The next day, Tuesday, they arrived in Orbost at 6.45pm. They inspected an island which had formed in the centre of the Snowy River, which impeded water flow, and later that evening a deputation of councillors waited upon the Ministry at the municipal chambers with a view to getting a new bridge erected over the Snowy River at Orbost, also Bridges over Tonghi Creek and Delegate River and further road works on the Genoa-road (2). The official party left Orbost on Wednesday for Mallacoota, a distance of 145 km. The tour, however, was attended by several unexpected incidents which have interfered considerably with the programme of the trip (3).
Unfortunately the car broke down at a way-back place called Cabbage Tree, as The Argus reported (4). They then continued on horseback to Mallacoota, about 120 km, which seems to me to be an extraordinary thing to do, but clearly at the time not beyond the endurance of Ministers of the Crown and Public Servants.
There was much interest in the papers about their situation and The Herald took a light-hearted view -
Ministers complain of the stress of work, but excessive work is often brought about by want of thinking beforehand, and so a Minister is much occupied by undoing the work of his predecessor. Mr Edgar at Mallacoota has a fine opportunity for a quiet think, "on man, on nature, and on human life," including the public works of his department.

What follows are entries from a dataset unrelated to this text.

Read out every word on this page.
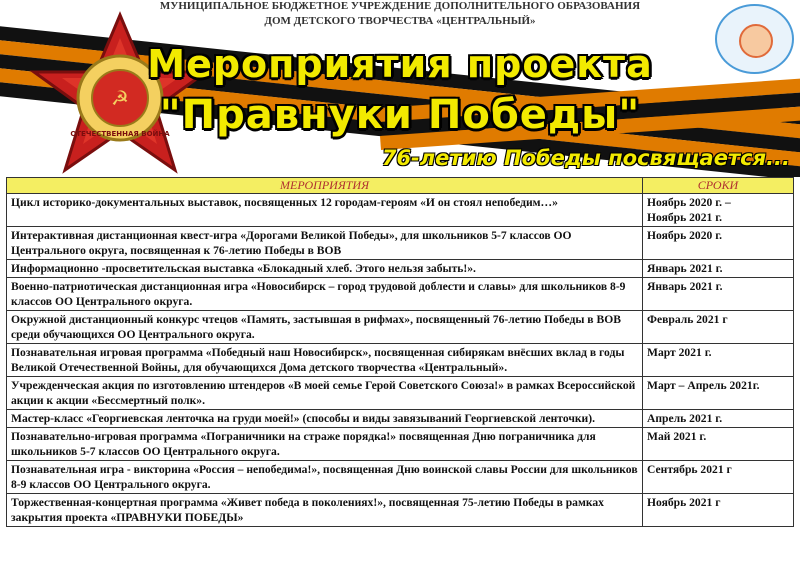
☭
ОТЕЧЕСТВЕННАЯ ВОЙНА
МУНИЦИПАЛЬНОЕ БЮДЖЕТНОЕ УЧРЕЖДЕНИЕ ДОПОЛНИТЕЛЬНОГО ОБРАЗОВАНИЯ
ДОМ ДЕТСКОГО ТВОРЧЕСТВА «ЦЕНТРАЛЬНЫЙ»
Мероприятия проекта
"Правнуки Победы"
76-летию Победы посвящается...
МЕРОПРИЯТИЯ	СРОКИ
Цикл историко-документальных выставок, посвященных 12 городам-героям «И он стоял непобедим…»	Ноябрь 2020 г. –
Ноябрь 2021 г.

Интерактивная дистанционная квест-игра «Дорогами Великой Победы», для школьников 5-7 классов ОО Центрального округа, посвященная к 76-летию Победы в ВОВ	Ноябрь 2020 г.
Информационно -просветительская выставка «Блокадный хлеб. Этого нельзя забыть!».	Январь 2021 г.
Военно-патриотическая дистанционная игра «Новосибирск – город трудовой доблести и славы» для школьников 8-9 классов ОО Центрального округа.	Январь 2021 г.
Окружной дистанционный конкурс чтецов «Память, застывшая в рифмах», посвященный 76-летию Победы в ВОВ среди обучающихся ОО Центрального округа.	Февраль 2021 г
Познавательная игровая программа «Победный наш Новосибирск», посвященная сибирякам внёсших вклад в годы Великой Отечественной Войны, для обучающихся Дома детского творчества «Центральный».	Март 2021 г.
Учрежденческая акция по изготовлению штендеров «В моей семье Герой Советского Союза!» в рамках Всероссийской акции к акции «Бессмертный полк».	Март – Апрель 2021г.
Мастер-класс «Георгиевская ленточка на груди моей!» (способы и виды завязываний Георгиевской ленточки).	Апрель 2021 г.
Познавательно-игровая программа «Пограничники на страже порядка!» посвященная Дню пограничника для школьников 5-7 классов ОО Центрального округа.	Май 2021 г.
Познавательная игра - викторина «Россия – непобедима!», посвященная Дню воинской славы России для школьников 8-9 классов ОО Центрального округа.	Сентябрь 2021 г
Торжественная-концертная программа «Живет победа в поколениях!», посвященная 75-летию Победы в рамках закрытия проекта «ПРАВНУКИ ПОБЕДЫ»	Ноябрь 2021 г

It is rather a pity that Ministers do not get marooned regularly. There ought indeed to be an official island to which Ministers could go every year, for a month or so deprived of all official papers. Its library should consist of the Bible, Shakespeare, one or two more of "the hundred best books." A stock of fowling pieces, fishing rods, axes, a boat or two, and something equivalent to Friday for a servant might be allowed.... If a man and a Minister could not be happy under such circumstances, then he should for ever hold his peace about the worry of work. He would have no deputations to nag at him, no unfulfillable promises to make, no press or other criticisms to annoy him. From his island home he could see life steadily and see it whole, and recover probably what men in cities so often lose, the power of original thinking. It is gratifying for Victorians, too, to learn that in their small country, sometimes sneered at as a cabbage garden, there is yet ample room and verge enough for isolation for from the madding crowd. Mr Edgar, with his two engineers, returning from the wilds clad in the skins of wallaby, and native bear, will be a concrete proof of this when they land at No. 8 Wharf by the steamer they may catch at Gabo (6).